Aside of general common set of offerings, industry led accelerators are tapping their potentials in providing new value proposition which could play vital role in improving partnership outcomes.

  • Their financial offerings extend to the equity free conditions, additional royalty agreements and other forms of potential mutually beneficial financial gains. Such steps could be seen in Creasphere or Baselaunch, both are industry led accelerators derived from the collaboration of stakeholders in digital healthcare: Creasphere – collaboration efforts of Roche, Sanofi and Plug and Play and Baselaunch – partnership of private allies such as Pfizer and Roche, Novartis venture fund, Johnson & Johnson and others.
  • When it comes to mentorship, new value proposition offered by industry led accelerators is mentorship from healthcare experts, clinicians, researchers and other healthcare industry professionals. For example, Cedars-Sinai Accelerator is promising direct access to clinicians and front-line staff at Cedars-Sinai hospital as well as their medical groups.
  • Industry led accelerators’ clinical expertise certainly could play crucial role for the startups, which want to get explicit contact with industry stakeholders who might happen to be the end users of their solutions or simply to validate the solutions in real-life settings.
  • Their exposure channels are narrowed down to the deep network of healthcare experts, health system executives, experienced healthcare entrepreneurs and healthcare investors, in some cases, even to political decision makers. It could expand access for startups to the distribution channels.
  • Some of the exceptional business knowledge such as regulatory assistance, certification or clinical validation support are part of the programs of industry led accelerators.

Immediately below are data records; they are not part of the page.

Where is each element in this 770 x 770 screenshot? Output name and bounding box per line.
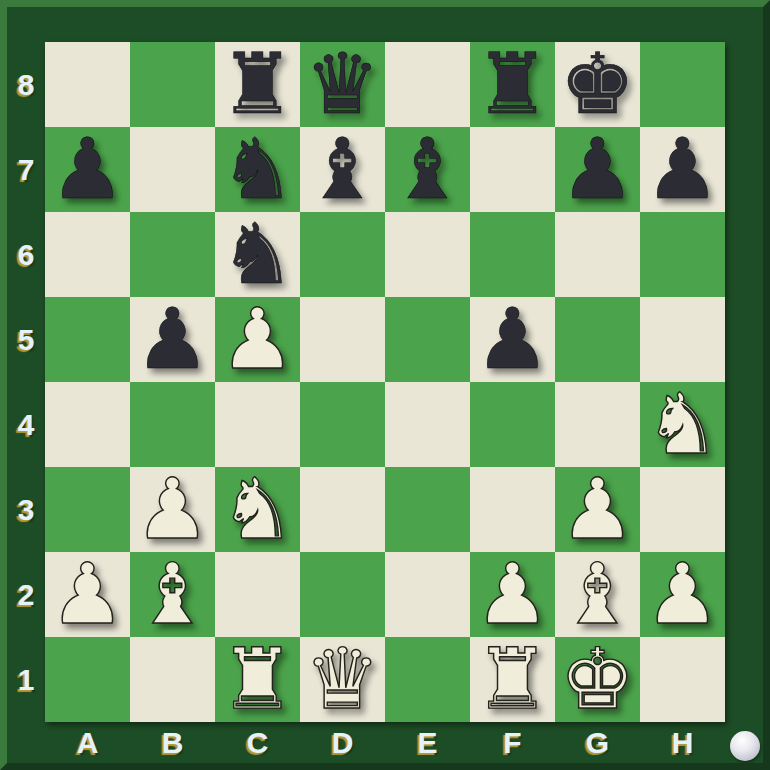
square-c6[interactable]: ♞ (215, 212, 300, 297)
square-g7[interactable]: ♟ (555, 127, 640, 212)
square-f3[interactable] (470, 467, 555, 552)
square-c2[interactable] (215, 552, 300, 637)
black-king-g8[interactable]: ♚ (560, 42, 635, 127)
square-f6[interactable] (470, 212, 555, 297)
white-knight-c3[interactable]: ♞ (220, 467, 295, 552)
square-a7[interactable]: ♟ (45, 127, 130, 212)
square-b8[interactable] (130, 42, 215, 127)
square-b6[interactable] (130, 212, 215, 297)
rank-label-2: 2 (7, 552, 45, 637)
file-label-b: B (130, 722, 215, 763)
square-a6[interactable] (45, 212, 130, 297)
rank-label-5: 5 (7, 297, 45, 382)
square-f4[interactable] (470, 382, 555, 467)
white-bishop-b2[interactable]: ♝ (135, 552, 210, 637)
square-b4[interactable] (130, 382, 215, 467)
black-pawn-b5[interactable]: ♟ (135, 297, 210, 382)
square-f5[interactable]: ♟ (470, 297, 555, 382)
square-c1[interactable]: ♜ (215, 637, 300, 722)
rank-labels: 87654321 (7, 42, 45, 722)
square-c3[interactable]: ♞ (215, 467, 300, 552)
square-g4[interactable] (555, 382, 640, 467)
square-d2[interactable] (300, 552, 385, 637)
square-a4[interactable] (45, 382, 130, 467)
white-pawn-a2[interactable]: ♟ (50, 552, 125, 637)
square-h7[interactable]: ♟ (640, 127, 725, 212)
square-c7[interactable]: ♞ (215, 127, 300, 212)
chessboard-frame: 87654321 ♜♛♜♚♟♞♝♝♟♟♞♟♟♟♞♟♞♟♟♝♟♝♟♜♛♜♚ ABC… (0, 0, 770, 770)
square-c4[interactable] (215, 382, 300, 467)
rank-label-3: 3 (7, 467, 45, 552)
square-c8[interactable]: ♜ (215, 42, 300, 127)
square-d5[interactable] (300, 297, 385, 382)
square-h2[interactable]: ♟ (640, 552, 725, 637)
square-d3[interactable] (300, 467, 385, 552)
black-knight-c7[interactable]: ♞ (220, 127, 295, 212)
black-pawn-a7[interactable]: ♟ (50, 127, 125, 212)
rank-label-4: 4 (7, 382, 45, 467)
black-knight-c6[interactable]: ♞ (220, 212, 295, 297)
white-bishop-g2[interactable]: ♝ (560, 552, 635, 637)
rank-label-1: 1 (7, 637, 45, 722)
square-d6[interactable] (300, 212, 385, 297)
white-knight-h4[interactable]: ♞ (645, 382, 720, 467)
white-pawn-g3[interactable]: ♟ (560, 467, 635, 552)
file-label-g: G (555, 722, 640, 763)
square-d8[interactable]: ♛ (300, 42, 385, 127)
square-h4[interactable]: ♞ (640, 382, 725, 467)
board[interactable]: ♜♛♜♚♟♞♝♝♟♟♞♟♟♟♞♟♞♟♟♝♟♝♟♜♛♜♚ (45, 42, 725, 722)
square-b1[interactable] (130, 637, 215, 722)
square-g3[interactable]: ♟ (555, 467, 640, 552)
black-queen-d8[interactable]: ♛ (305, 42, 380, 127)
square-b3[interactable]: ♟ (130, 467, 215, 552)
square-d1[interactable]: ♛ (300, 637, 385, 722)
square-e6[interactable] (385, 212, 470, 297)
square-h3[interactable] (640, 467, 725, 552)
square-f2[interactable]: ♟ (470, 552, 555, 637)
rank-label-7: 7 (7, 127, 45, 212)
square-f1[interactable]: ♜ (470, 637, 555, 722)
square-e2[interactable] (385, 552, 470, 637)
square-g1[interactable]: ♚ (555, 637, 640, 722)
white-pawn-h2[interactable]: ♟ (645, 552, 720, 637)
square-h1[interactable] (640, 637, 725, 722)
black-bishop-d7[interactable]: ♝ (305, 127, 380, 212)
square-g8[interactable]: ♚ (555, 42, 640, 127)
square-a1[interactable] (45, 637, 130, 722)
black-pawn-f5[interactable]: ♟ (475, 297, 550, 382)
file-label-d: D (300, 722, 385, 763)
square-a3[interactable] (45, 467, 130, 552)
square-h6[interactable] (640, 212, 725, 297)
white-king-g1[interactable]: ♚ (560, 637, 635, 722)
side-to-move-indicator (730, 731, 760, 761)
square-g6[interactable] (555, 212, 640, 297)
file-label-a: A (45, 722, 130, 763)
square-h8[interactable] (640, 42, 725, 127)
file-label-f: F (470, 722, 555, 763)
black-pawn-h7[interactable]: ♟ (645, 127, 720, 212)
square-e3[interactable] (385, 467, 470, 552)
square-e8[interactable] (385, 42, 470, 127)
black-rook-c8[interactable]: ♜ (220, 42, 295, 127)
square-a8[interactable] (45, 42, 130, 127)
file-labels: ABCDEFGH (45, 722, 725, 763)
square-e1[interactable] (385, 637, 470, 722)
black-bishop-e7[interactable]: ♝ (390, 127, 465, 212)
black-pawn-g7[interactable]: ♟ (560, 127, 635, 212)
white-rook-f1[interactable]: ♜ (475, 637, 550, 722)
square-b5[interactable]: ♟ (130, 297, 215, 382)
white-queen-d1[interactable]: ♛ (305, 637, 380, 722)
square-b7[interactable] (130, 127, 215, 212)
square-d7[interactable]: ♝ (300, 127, 385, 212)
black-rook-f8[interactable]: ♜ (475, 42, 550, 127)
white-pawn-b3[interactable]: ♟ (135, 467, 210, 552)
white-rook-c1[interactable]: ♜ (220, 637, 295, 722)
square-e5[interactable] (385, 297, 470, 382)
square-c5[interactable]: ♟ (215, 297, 300, 382)
square-b2[interactable]: ♝ (130, 552, 215, 637)
square-f8[interactable]: ♜ (470, 42, 555, 127)
square-e7[interactable]: ♝ (385, 127, 470, 212)
square-d4[interactable] (300, 382, 385, 467)
square-e4[interactable] (385, 382, 470, 467)
square-a2[interactable]: ♟ (45, 552, 130, 637)
square-a5[interactable] (45, 297, 130, 382)
file-label-e: E (385, 722, 470, 763)
rank-label-6: 6 (7, 212, 45, 297)
rank-label-8: 8 (7, 42, 45, 127)
white-pawn-f2[interactable]: ♟ (475, 552, 550, 637)
white-pawn-c5[interactable]: ♟ (220, 297, 295, 382)
file-label-h: H (640, 722, 725, 763)
square-g2[interactable]: ♝ (555, 552, 640, 637)
square-h5[interactable] (640, 297, 725, 382)
square-g5[interactable] (555, 297, 640, 382)
square-f7[interactable] (470, 127, 555, 212)
file-label-c: C (215, 722, 300, 763)
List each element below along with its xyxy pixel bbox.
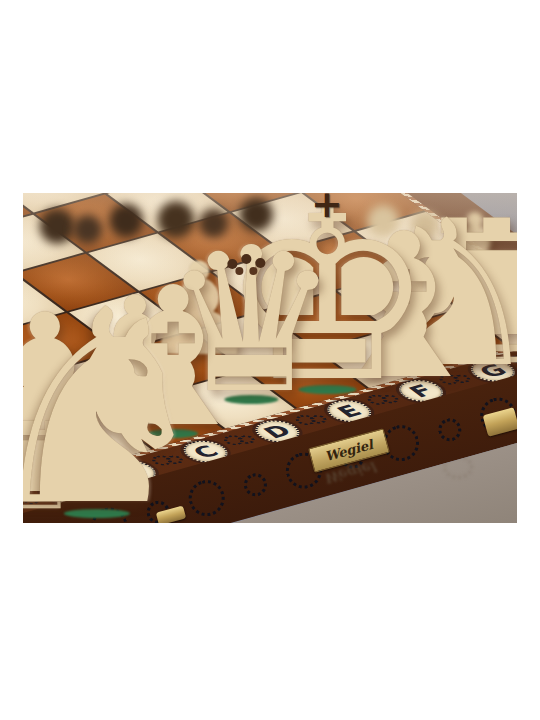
blurred-black-piece: ● [107, 195, 145, 239]
piece-glyph: ♞ [23, 274, 217, 523]
piece-white-knight-b1: ♞ [23, 274, 217, 515]
front-scroll-ornament [241, 470, 269, 498]
blurred-black-piece: ● [71, 207, 104, 245]
product-photo: ABCDEFGH ●●●●●●●● Wegiel Wegiel ♜♟♞♝♟♛♟♚… [23, 193, 517, 523]
page: { "game": "chess", "scene": "Product pho… [0, 0, 540, 720]
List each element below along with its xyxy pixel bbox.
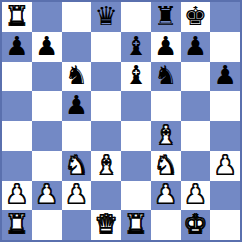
square-c4[interactable] (62, 121, 92, 151)
chess-board: ♜♛♜♚♟♟♝♟♟♞♝♞♟♟♝♞♝♞♟♟♟♟♟♟♜♛♜♚ (0, 0, 242, 242)
square-c2[interactable]: ♟ (62, 181, 92, 211)
square-a6[interactable] (2, 62, 32, 92)
square-e1[interactable]: ♜ (121, 210, 151, 240)
square-h5[interactable] (210, 91, 240, 121)
piece-black-knight[interactable]: ♞ (65, 62, 88, 88)
piece-white-pawn[interactable]: ♟ (35, 181, 58, 207)
square-h6[interactable]: ♟ (210, 62, 240, 92)
square-d6[interactable] (91, 62, 121, 92)
square-h7[interactable] (210, 32, 240, 62)
piece-black-king[interactable]: ♚ (184, 3, 207, 29)
square-e5[interactable] (121, 91, 151, 121)
square-g4[interactable] (181, 121, 211, 151)
piece-black-bishop[interactable]: ♝ (124, 33, 147, 59)
piece-black-pawn[interactable]: ♟ (5, 33, 28, 59)
square-c8[interactable] (62, 2, 92, 32)
piece-black-pawn[interactable]: ♟ (213, 62, 236, 88)
square-e7[interactable]: ♝ (121, 32, 151, 62)
square-a5[interactable] (2, 91, 32, 121)
square-a4[interactable] (2, 121, 32, 151)
square-b1[interactable] (32, 210, 62, 240)
square-h8[interactable] (210, 2, 240, 32)
piece-white-knight[interactable]: ♞ (65, 152, 88, 178)
piece-white-knight[interactable]: ♞ (154, 152, 177, 178)
square-f6[interactable]: ♞ (151, 62, 181, 92)
piece-black-rook[interactable]: ♜ (154, 3, 177, 29)
square-h3[interactable]: ♟ (210, 151, 240, 181)
square-a1[interactable]: ♜ (2, 210, 32, 240)
square-b6[interactable] (32, 62, 62, 92)
square-a2[interactable]: ♟ (2, 181, 32, 211)
piece-white-pawn[interactable]: ♟ (213, 152, 236, 178)
square-b4[interactable] (32, 121, 62, 151)
square-g1[interactable]: ♚ (181, 210, 211, 240)
square-d7[interactable] (91, 32, 121, 62)
piece-black-pawn[interactable]: ♟ (154, 33, 177, 59)
square-d3[interactable]: ♝ (91, 151, 121, 181)
piece-white-queen[interactable]: ♛ (94, 211, 117, 237)
square-f4[interactable]: ♝ (151, 121, 181, 151)
piece-black-knight[interactable]: ♞ (154, 62, 177, 88)
square-c1[interactable] (62, 210, 92, 240)
piece-white-bishop[interactable]: ♝ (94, 152, 117, 178)
square-b7[interactable]: ♟ (32, 32, 62, 62)
square-d4[interactable] (91, 121, 121, 151)
square-e3[interactable] (121, 151, 151, 181)
square-g6[interactable] (181, 62, 211, 92)
square-c7[interactable] (62, 32, 92, 62)
square-f3[interactable]: ♞ (151, 151, 181, 181)
square-d5[interactable] (91, 91, 121, 121)
square-g5[interactable] (181, 91, 211, 121)
square-f5[interactable] (151, 91, 181, 121)
square-a7[interactable]: ♟ (2, 32, 32, 62)
piece-white-rook[interactable]: ♜ (5, 3, 28, 29)
square-g2[interactable]: ♟ (181, 181, 211, 211)
square-e4[interactable] (121, 121, 151, 151)
piece-white-pawn[interactable]: ♟ (184, 181, 207, 207)
piece-black-queen[interactable]: ♛ (94, 3, 117, 29)
square-f2[interactable]: ♟ (151, 181, 181, 211)
piece-white-pawn[interactable]: ♟ (154, 181, 177, 207)
square-g7[interactable]: ♟ (181, 32, 211, 62)
square-f7[interactable]: ♟ (151, 32, 181, 62)
square-b2[interactable]: ♟ (32, 181, 62, 211)
piece-white-bishop[interactable]: ♝ (154, 122, 177, 148)
square-g3[interactable] (181, 151, 211, 181)
square-e2[interactable] (121, 181, 151, 211)
square-g8[interactable]: ♚ (181, 2, 211, 32)
square-a8[interactable]: ♜ (2, 2, 32, 32)
piece-black-pawn[interactable]: ♟ (65, 92, 88, 118)
piece-white-king[interactable]: ♚ (184, 211, 207, 237)
piece-white-rook[interactable]: ♜ (5, 211, 28, 237)
piece-white-pawn[interactable]: ♟ (5, 181, 28, 207)
square-e8[interactable] (121, 2, 151, 32)
square-d8[interactable]: ♛ (91, 2, 121, 32)
square-b5[interactable] (32, 91, 62, 121)
square-e6[interactable]: ♝ (121, 62, 151, 92)
square-b8[interactable] (32, 2, 62, 32)
square-c6[interactable]: ♞ (62, 62, 92, 92)
piece-black-pawn[interactable]: ♟ (184, 33, 207, 59)
square-f8[interactable]: ♜ (151, 2, 181, 32)
square-h1[interactable] (210, 210, 240, 240)
square-c3[interactable]: ♞ (62, 151, 92, 181)
square-f1[interactable] (151, 210, 181, 240)
square-b3[interactable] (32, 151, 62, 181)
piece-black-pawn[interactable]: ♟ (35, 33, 58, 59)
piece-white-rook[interactable]: ♜ (124, 211, 147, 237)
piece-black-bishop[interactable]: ♝ (124, 62, 147, 88)
square-h4[interactable] (210, 121, 240, 151)
square-a3[interactable] (2, 151, 32, 181)
square-d1[interactable]: ♛ (91, 210, 121, 240)
square-h2[interactable] (210, 181, 240, 211)
piece-white-pawn[interactable]: ♟ (65, 181, 88, 207)
square-c5[interactable]: ♟ (62, 91, 92, 121)
square-d2[interactable] (91, 181, 121, 211)
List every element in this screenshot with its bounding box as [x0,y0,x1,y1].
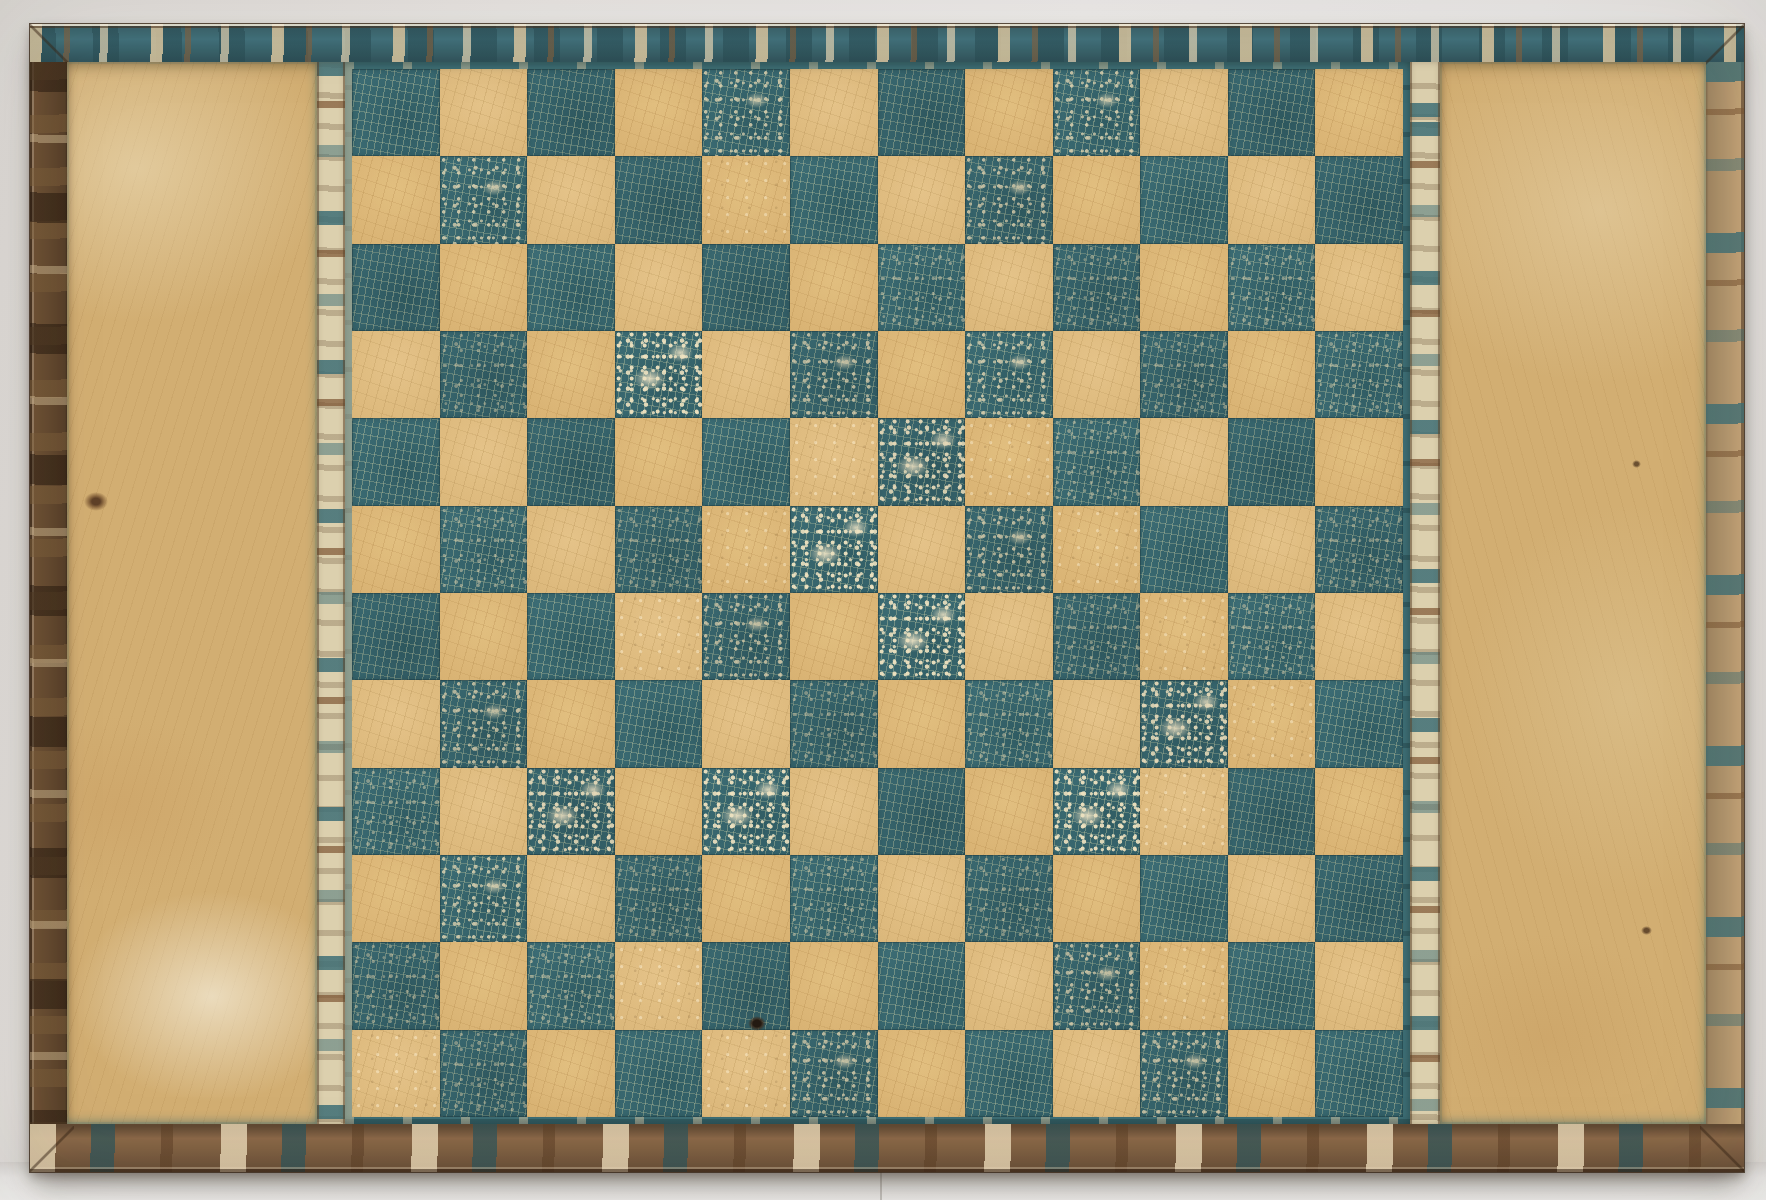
board-square[interactable] [615,418,703,505]
board-square[interactable] [702,156,790,243]
board-square[interactable] [702,331,790,418]
board-square[interactable] [527,69,615,156]
board-square[interactable] [965,331,1053,418]
board-square[interactable] [1315,331,1403,418]
board-square[interactable] [440,768,528,855]
board-square[interactable] [790,680,878,767]
board-square[interactable] [1228,69,1316,156]
board-square[interactable] [1315,593,1403,680]
board-square[interactable] [878,331,966,418]
board-square[interactable] [615,244,703,331]
board-square[interactable] [1228,855,1316,942]
board-square[interactable] [965,593,1053,680]
board-square[interactable] [1140,156,1228,243]
board-surface [67,62,1706,1124]
board-square[interactable] [1228,1030,1316,1117]
board-square[interactable] [965,942,1053,1029]
board-square[interactable] [1228,768,1316,855]
board-square[interactable] [790,855,878,942]
board-square[interactable] [965,506,1053,593]
board-square[interactable] [1053,331,1141,418]
board-square[interactable] [615,1030,703,1117]
board-square[interactable] [1315,855,1403,942]
board-square[interactable] [615,156,703,243]
board-square[interactable] [1228,331,1316,418]
board-square[interactable] [527,506,615,593]
board-square[interactable] [352,156,440,243]
board-square[interactable] [878,418,966,505]
board-square[interactable] [1140,331,1228,418]
board-square[interactable] [1053,593,1141,680]
checkerboard [345,62,1410,1124]
board-square[interactable] [440,593,528,680]
board-square[interactable] [352,331,440,418]
board-square[interactable] [1315,680,1403,767]
photo-backdrop [0,0,1766,1200]
board-square[interactable] [1053,506,1141,593]
board-square[interactable] [965,156,1053,243]
board-square[interactable] [527,855,615,942]
board-square[interactable] [527,1030,615,1117]
board-square[interactable] [527,244,615,331]
board-square[interactable] [440,1030,528,1117]
board-square[interactable] [702,768,790,855]
board-square[interactable] [965,69,1053,156]
board-square[interactable] [615,942,703,1029]
board-square[interactable] [965,768,1053,855]
board-square[interactable] [1228,244,1316,331]
board-square[interactable] [1315,418,1403,505]
board-square[interactable] [702,69,790,156]
board-square[interactable] [702,506,790,593]
board-square[interactable] [1140,244,1228,331]
board-square[interactable] [1315,768,1403,855]
board-square[interactable] [965,855,1053,942]
board-square[interactable] [790,156,878,243]
board-square[interactable] [702,942,790,1029]
board-square[interactable] [790,506,878,593]
board-square[interactable] [352,506,440,593]
board-square[interactable] [352,244,440,331]
board-square[interactable] [1053,680,1141,767]
board-square[interactable] [1228,593,1316,680]
board-square[interactable] [1053,768,1141,855]
board-square[interactable] [440,855,528,942]
floor-seam-line [880,1168,882,1200]
board-square[interactable] [352,768,440,855]
board-square[interactable] [790,244,878,331]
board-square[interactable] [790,418,878,505]
board-square[interactable] [527,593,615,680]
board-square[interactable] [702,1030,790,1117]
board-square[interactable] [878,593,966,680]
board-square[interactable] [1140,418,1228,505]
board-square[interactable] [878,768,966,855]
board-square[interactable] [352,942,440,1029]
board-square[interactable] [878,680,966,767]
board-square[interactable] [352,418,440,505]
board-square[interactable] [1140,506,1228,593]
board-square[interactable] [440,156,528,243]
board-square[interactable] [1053,418,1141,505]
board-square[interactable] [352,1030,440,1117]
left-divider-rail [317,62,345,1124]
left-side-panel [67,62,317,1124]
board-square[interactable] [527,418,615,505]
board-square[interactable] [878,506,966,593]
board-square[interactable] [878,156,966,243]
board-square[interactable] [1315,1030,1403,1117]
board-square[interactable] [1140,69,1228,156]
board-square[interactable] [1315,942,1403,1029]
board-square[interactable] [1140,593,1228,680]
board-square[interactable] [615,593,703,680]
board-square[interactable] [702,418,790,505]
board-square[interactable] [878,1030,966,1117]
board-square[interactable] [352,680,440,767]
board-square[interactable] [1228,418,1316,505]
board-square[interactable] [790,331,878,418]
board-square[interactable] [1053,69,1141,156]
board-square[interactable] [440,244,528,331]
board-square[interactable] [527,156,615,243]
board-square[interactable] [965,244,1053,331]
right-side-panel [1440,62,1706,1124]
board-square[interactable] [527,942,615,1029]
board-square[interactable] [1315,69,1403,156]
board-square[interactable] [1228,942,1316,1029]
board-square[interactable] [440,942,528,1029]
board-square[interactable] [702,680,790,767]
board-square[interactable] [1228,506,1316,593]
board-square[interactable] [440,69,528,156]
board-square[interactable] [878,244,966,331]
board-square[interactable] [527,331,615,418]
board-square[interactable] [440,506,528,593]
board-square[interactable] [965,680,1053,767]
board-square[interactable] [615,680,703,767]
frame-left-rail [30,62,67,1124]
board-square[interactable] [527,768,615,855]
board-square[interactable] [1140,680,1228,767]
board-square[interactable] [352,855,440,942]
board-square[interactable] [1315,156,1403,243]
board-square[interactable] [1228,680,1316,767]
board-square[interactable] [1140,1030,1228,1117]
checkerboard-grid [352,69,1403,1117]
board-square[interactable] [352,593,440,680]
board-square[interactable] [1228,156,1316,243]
board-square[interactable] [615,331,703,418]
board-square[interactable] [1315,244,1403,331]
board-square[interactable] [702,855,790,942]
board-square[interactable] [1315,506,1403,593]
board-square[interactable] [615,855,703,942]
board-square[interactable] [790,69,878,156]
board-square[interactable] [1053,942,1141,1029]
board-square[interactable] [1140,768,1228,855]
game-board-frame [30,24,1744,1172]
board-square[interactable] [615,69,703,156]
right-divider-rail [1410,62,1440,1124]
board-square[interactable] [790,1030,878,1117]
board-square[interactable] [1140,855,1228,942]
board-square[interactable] [1053,1030,1141,1117]
frame-bottom-rail [30,1124,1744,1172]
board-square[interactable] [702,244,790,331]
board-square[interactable] [352,69,440,156]
board-square[interactable] [1140,942,1228,1029]
board-square[interactable] [878,942,966,1029]
board-square[interactable] [965,1030,1053,1117]
board-square[interactable] [790,768,878,855]
board-square[interactable] [440,418,528,505]
board-square[interactable] [1053,156,1141,243]
board-square[interactable] [1053,855,1141,942]
board-square[interactable] [615,506,703,593]
board-square[interactable] [790,942,878,1029]
board-square[interactable] [790,593,878,680]
board-square[interactable] [965,418,1053,505]
board-square[interactable] [527,680,615,767]
frame-top-rail [30,24,1744,62]
frame-right-rail [1706,62,1744,1124]
board-square[interactable] [440,331,528,418]
board-square[interactable] [702,593,790,680]
board-square[interactable] [440,680,528,767]
board-square[interactable] [615,768,703,855]
board-square[interactable] [1053,244,1141,331]
board-square[interactable] [878,69,966,156]
board-square[interactable] [878,855,966,942]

Such deeper understanding of the context and environment gives them strategic advantage over the investor led accelerators.
  • Ready-to-use laboratories and access to the clinical infrastructure, workflows are other new value propositions which are worth mentioning. For example, Merck Accelerator gives startups entry to the Makerspace, an Innovation Center where startups can make test their solutions and develop prototypes.

Moreover, there is need to extend their capabilities on a more operational level. Industry led accelerators should strive for long-term commitment, which could be represented in extensive acceleration programs (e.g. Baselaunch). Time-consuming and cumbersome decision-making and poor operational models hinders startups from engaging, instead Agile partnership management needs to be considered. Unrealistic and mismatched expectations from the partnerships often ruins partnerships development at the early stages. Rather, industry led accelerators should try to match the ambitions carefully from the very start.

Industry led accelerators if doing right could improve significantly how partnerships work. Potentially, they should focus more on the new value proposition that they could offer from their expertise. We believe that industry-led accelerators have great promise to revitalize partnership outcomes by adding new value proposition and extending their operational excellence.